Start with what is the same for everyone. Every Salesforce candidate moves through the same four-stage spine: a recruiter phone screen, a hiring-manager interview, a technical or role-specific round, and a final panel. Values-based behavioral questions thread through the whole loop, because Salesforce interviews for culture add, not culture fit, and its five core values are what those prompts read for.
Now the part that trips people up. The decision is hiring-manager-led. The final-round panel of mixed interviewers debriefs and hands its read to the manager who owns the role, and that manager makes the call. There is no independent hiring committee, no separate body that never met you deciding your outcome. That single fact changes what your resume has to do: it has to give the manager and the panel concrete, quantified scope to agree on, because they own the decision together rather than deferring it upward.
The other split is the track.
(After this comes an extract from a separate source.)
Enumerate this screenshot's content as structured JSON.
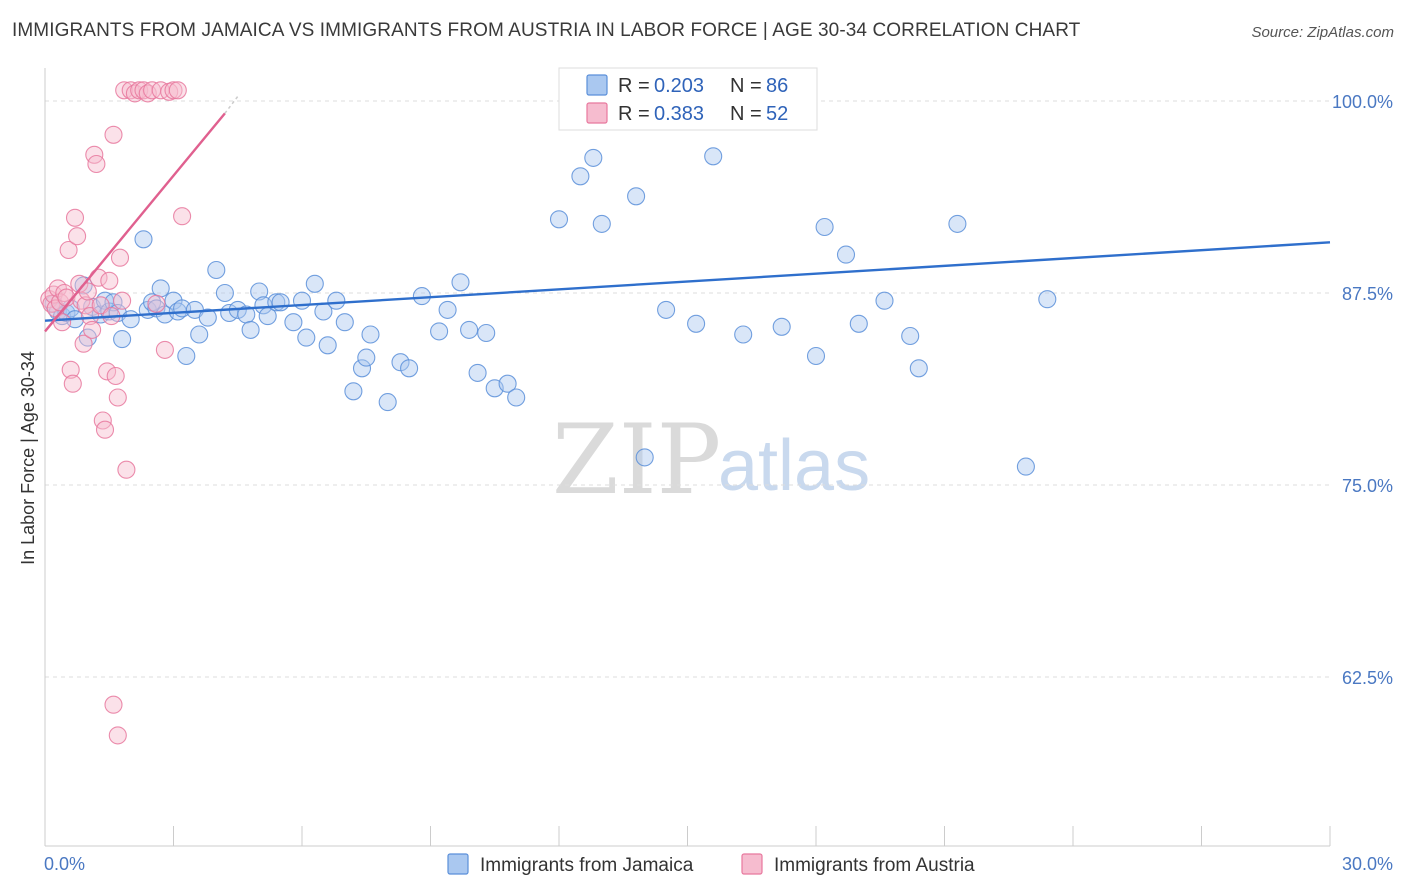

The middle round looks nothing alike across engineering and sales. Engineering candidates run a HackerRank coding assessment and a system-design round; Account Executives build a mock sales presentation around a 30-60-90 day plan. So the resume work is track-specific: code depth and design ownership for engineering, quota attainment and named deal outcomes for sales.
One practical constraint frames all of it. Salesforce advises applying to no more than three roles per twelve months, so the winning move is to be selective and tailor: pick the two or three roles that fit your track and level, and make the fit obvious to the Workday parser and the recruiter before a human ever reads deeper.